Although Alzheimer’s is the most common form of dementia in older adults, there is yet, no cure. However, the world is eagerly awaiting the results of a promising new drug called BAN2401. Silver Sage originally posted on this in early July, but even in the last few weeks, BAN2401 has made some headline news – so we want to bring you some more updates and information.
Fifteen years ago Forest Laboratories developed the only known drug (Namenda) to treat moderate to severe forms of dementia (Alzheimer’s). The other drug, cholinesterase inhibitors (Aricept, Exelon, Razadyne) are more commonly used for mild to moderate forms of Alzheimer’s. So BAN2401 is quite a breakthrough as many patients with dementia often hide their symptoms from loved ones until they are well into the moderate to late stages of dementia.
Biogen reports that “Eisai Co., Ltd. (Headquarters: Tokyo, CEO: Haruo Naito, “Eisai”) and Biogen Inc. (NASDAQ:BIIB) (Headquarters: Cambridge, Massachusetts, United States, CEO: Michel Vounatsos, “Biogen”) announced positive topline results from the Phase II study with BAN2401, an anti-amyloid beta protofibril antibody, in 856 patients with early Alzheimer’s disease. The study achieved statistical significance on key predefined endpoints evaluating efficacy at 18 months on slowing progression in Alzheimer’s Disease Composite Score (ADCOMS) and on reduction of amyloid accumulated in the brain as measured using amyloid-PET (positron emission tomography).
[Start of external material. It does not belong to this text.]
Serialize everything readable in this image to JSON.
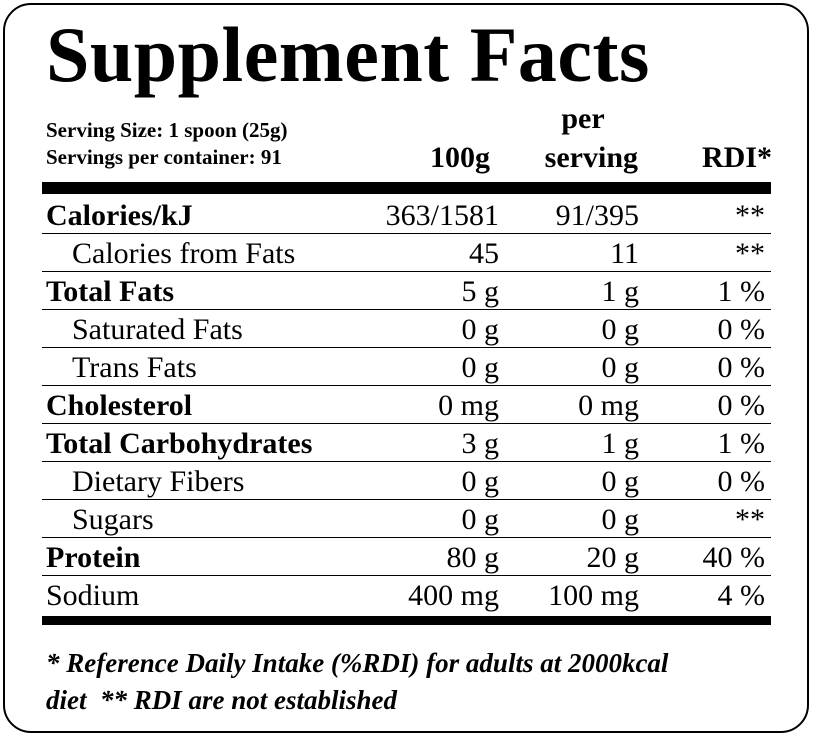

Although the drug BAN2401 is not yet ready for prescription for patients, the results are quite promising. Biogen is claiming that BAN2401 slowed dementia in patients by 30 percent. With more than 5 million Americans living with Alzheimer’s and countless older adults across the world, any progress made in the science of halting, stymieing or stopping this debilitating disease is welcome news. It’s been almost two decades with no progress on this disease – let’s hope BAN2401 is the answer.
Stephen Salloway, the Director of Neurology and the Memory and Aging Program at Butler hospital in Rhode Island states “The theory is if we can interrupt the plaque formation, and these toxic forms of amyloid, hopefully we can interrupt that whole process and slow down memory loss — and that’s why we’re excited about this finding.”
If the results of BAN2401 are as predicted, it could mean the end to Alzheimer’s if detected early enough. However, the drug still needs to go through phase 3 clinical trials and FDA examination. This could take years.
What can you do if you or your loved one has memory loss, dementia or Alzheimer’s? Make an appointment with a neurologist and ask about Namenda, Aricept, Exelon, Razadyne or even BAN2401. Maybe you could get in on the trial?!